Why does concatenation of DataFrames get exponentially slower?

Solution 1:

Never call DataFrame.append or pd.concat inside a for-loop. It leads to quadratic copying.

pd.concat returns a new DataFrame. Space has to be allocated for the new DataFrame, and data from the old DataFrames have to be copied into the new DataFrame. Consider the amount of copying required by this line inside the for-loop (assuming each x has size 1):

super_x = pd.concat([super_x, x], axis=0)
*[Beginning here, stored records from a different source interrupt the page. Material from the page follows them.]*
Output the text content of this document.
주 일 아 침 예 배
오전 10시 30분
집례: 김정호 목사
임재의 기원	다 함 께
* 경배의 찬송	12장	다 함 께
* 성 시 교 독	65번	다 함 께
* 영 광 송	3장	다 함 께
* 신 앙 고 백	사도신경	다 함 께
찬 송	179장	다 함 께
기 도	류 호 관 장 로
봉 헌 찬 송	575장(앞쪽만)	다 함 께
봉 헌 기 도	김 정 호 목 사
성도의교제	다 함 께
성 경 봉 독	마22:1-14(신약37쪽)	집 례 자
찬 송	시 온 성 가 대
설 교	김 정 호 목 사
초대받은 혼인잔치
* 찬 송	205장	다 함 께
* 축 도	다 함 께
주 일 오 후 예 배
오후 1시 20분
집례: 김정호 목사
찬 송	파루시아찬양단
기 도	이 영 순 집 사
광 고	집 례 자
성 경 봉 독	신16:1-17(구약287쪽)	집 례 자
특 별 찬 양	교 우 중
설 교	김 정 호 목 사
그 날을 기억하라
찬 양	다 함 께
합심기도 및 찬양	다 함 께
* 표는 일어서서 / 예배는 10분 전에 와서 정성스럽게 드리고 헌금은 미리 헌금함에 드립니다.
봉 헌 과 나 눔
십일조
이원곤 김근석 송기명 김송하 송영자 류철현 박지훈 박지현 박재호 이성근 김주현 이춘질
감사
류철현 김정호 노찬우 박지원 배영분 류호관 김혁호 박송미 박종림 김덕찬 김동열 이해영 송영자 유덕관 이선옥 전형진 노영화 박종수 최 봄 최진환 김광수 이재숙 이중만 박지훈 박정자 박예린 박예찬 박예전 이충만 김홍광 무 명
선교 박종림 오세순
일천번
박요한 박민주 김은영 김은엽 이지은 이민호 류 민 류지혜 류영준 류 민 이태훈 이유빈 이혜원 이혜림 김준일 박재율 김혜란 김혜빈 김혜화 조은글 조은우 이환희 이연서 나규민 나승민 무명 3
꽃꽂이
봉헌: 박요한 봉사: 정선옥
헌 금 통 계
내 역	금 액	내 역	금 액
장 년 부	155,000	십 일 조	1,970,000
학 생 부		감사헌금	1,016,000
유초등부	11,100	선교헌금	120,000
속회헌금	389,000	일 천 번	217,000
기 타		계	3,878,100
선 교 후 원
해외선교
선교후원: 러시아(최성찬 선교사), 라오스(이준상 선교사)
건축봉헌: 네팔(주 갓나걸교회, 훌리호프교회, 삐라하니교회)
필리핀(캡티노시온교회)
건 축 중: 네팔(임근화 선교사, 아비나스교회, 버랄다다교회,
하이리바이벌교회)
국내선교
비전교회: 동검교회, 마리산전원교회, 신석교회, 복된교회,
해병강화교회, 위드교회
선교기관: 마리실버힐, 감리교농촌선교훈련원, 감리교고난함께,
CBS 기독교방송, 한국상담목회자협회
| iteration | size of old super_x | size of x | copying required |
|         0 |                   0 |         1 |                1 |
|         1 |                   1 |         1 |                2 |
|         2 |                   2 |         1 |                3 |
|       ... |                     |           |                  |
|       N-1 |                 N-1 |         1 |                N |

1 + 2 + 3 + ... + N = N(N+1)/2. So there is O(N**2) copies required to complete the loop.

Now consider

super_x = []
for i, df_chunk in enumerate(df_list):
    [x, y] = preprocess_data(df_chunk)
    super_x.append(x)
super_x = pd.concat(super_x, axis=0)

Appending to a list is an O(1) operation and does not require copying. Now there is a single call to pd.concat after the loop is done. This call to pd.concat requires N copies to be made, since super_x contains N DataFrames of size 1. So when constructed this way, super_x requires O(N) copies.

Solution 2:

Every time you concatenate, you are returning a copy of the data.

You want to keep a list of your chunks, and then concatenate everything as the final step.

df_x = []
df_y = []
for i, df_chunk in enumerate(df_list):
    print "chunk", i
    [x, y] = preprocess_data(df_chunk)
    df_x.append(x)
    df_y.append(y)

super_x = pd.concat(df_x, axis=0)
del df_x  # Free-up memory.
super_y = pd.concat(df_y, axis=0)
del df_y  # Free-up memory.